Well it’s been an interesting few days, and psychologically difficult ones too. I’ve thought long and hard about this post and what I would or wouldn’t say, for reasons that will become immediately apparent. The simple fact of the matter is that on Wednesday night I found myself in a position where I had to eat some food. Now, before there is a massive chorus of disapproval and disbelief (I know that nobody genuinely has to eat food) I’ll explain. As I said in my previous post, I was on a course for the duration of last week, and was coping with everything quite well. What I didn’t realise was that on the Wednesday night there was a dinner organised with some luminaries from my industry, and as one of the tutors I was going to be on the ‘top table’. After much soul searching (it would’ve been exceptionally awkward not to eat, or to eat lighter life food at the table, and not attending the dinner was not an option) I rang my lighter life counsellor for advice on how best to handle it. She was very helpful and we agreed that the best thing for me to do was to tread very carefully and have a small amount of food (grilled sea bass with a handful of salad leaves, to be precise).

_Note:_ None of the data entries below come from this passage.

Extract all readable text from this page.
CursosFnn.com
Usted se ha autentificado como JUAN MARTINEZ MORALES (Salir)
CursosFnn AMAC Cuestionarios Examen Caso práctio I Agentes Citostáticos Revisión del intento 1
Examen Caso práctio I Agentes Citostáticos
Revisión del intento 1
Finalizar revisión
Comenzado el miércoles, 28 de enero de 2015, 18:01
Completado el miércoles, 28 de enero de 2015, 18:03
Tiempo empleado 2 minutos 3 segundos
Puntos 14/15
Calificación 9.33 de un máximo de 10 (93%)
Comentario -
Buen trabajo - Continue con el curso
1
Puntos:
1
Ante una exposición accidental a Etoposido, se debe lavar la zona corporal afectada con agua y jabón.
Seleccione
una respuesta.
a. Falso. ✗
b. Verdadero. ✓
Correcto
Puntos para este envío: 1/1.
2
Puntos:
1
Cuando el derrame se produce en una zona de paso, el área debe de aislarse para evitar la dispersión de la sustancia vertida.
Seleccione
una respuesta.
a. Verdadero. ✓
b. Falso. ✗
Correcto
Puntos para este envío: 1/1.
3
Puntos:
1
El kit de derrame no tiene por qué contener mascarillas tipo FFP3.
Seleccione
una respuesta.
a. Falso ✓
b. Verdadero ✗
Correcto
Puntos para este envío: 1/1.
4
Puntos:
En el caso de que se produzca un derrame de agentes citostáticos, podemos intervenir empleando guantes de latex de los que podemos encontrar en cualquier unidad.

So that’s what I did. My counsellor warned me that it would be difficult to get back into abstinence, but that she felt I was strong enough to do it as I’d been so focused to date. And boy was she right. I feel as if my grip on the diet has slipped slightly, which is so bloody frustrating because I’ve come so far. I’ve managed to get back on the wagon, of course, but my internal monologue has been at war with itself ever since I ate. I just can’t stop this diet now … I’m so close to my goal and really feel that I deserve to get there. Not for the first time I’m reminded that this diet is not a physical challenge, but a mental one.
Things have been made even more tricky by the fact that I left the course on Friday afternoon and headed straight for a music festival. There are eight of us staying here (at the ATP festival at Butlin’s in Minehead, no less) in two chalets for a weekend of music, heavy drinking and eating rubbish food. For me, it’s music and water and trying to regain my solid grip on abstinence. It’s been hard. For some reason I’m really craving chocolate and I now find myself surrounded by half empty packs of the stuff (along with crisps, snacks and nuts) in our chalet. I can’t be a colossal killjoy and ask people to put the food away … I’ve not had a problem with being around food until now and I think it all goes back to the fact that I ate on Wednesday and that I’m not used to having that sort of rubbishy food hanging around. We just don’t have that kind of thing at home. It’s been a difficult weekend … grrrrr! Although it’s been brilliant fun at the same time and I’ll definitely come back next year.
So that’s what’s been occupying me for the last few days. It will be good to get back to London on Monday night and back to my lighter life group (or first session in developers, as my foundation period is almost over, wahey!) and back to normality. Then I can brace myself for the final stretch. This is currently testing me to my limit.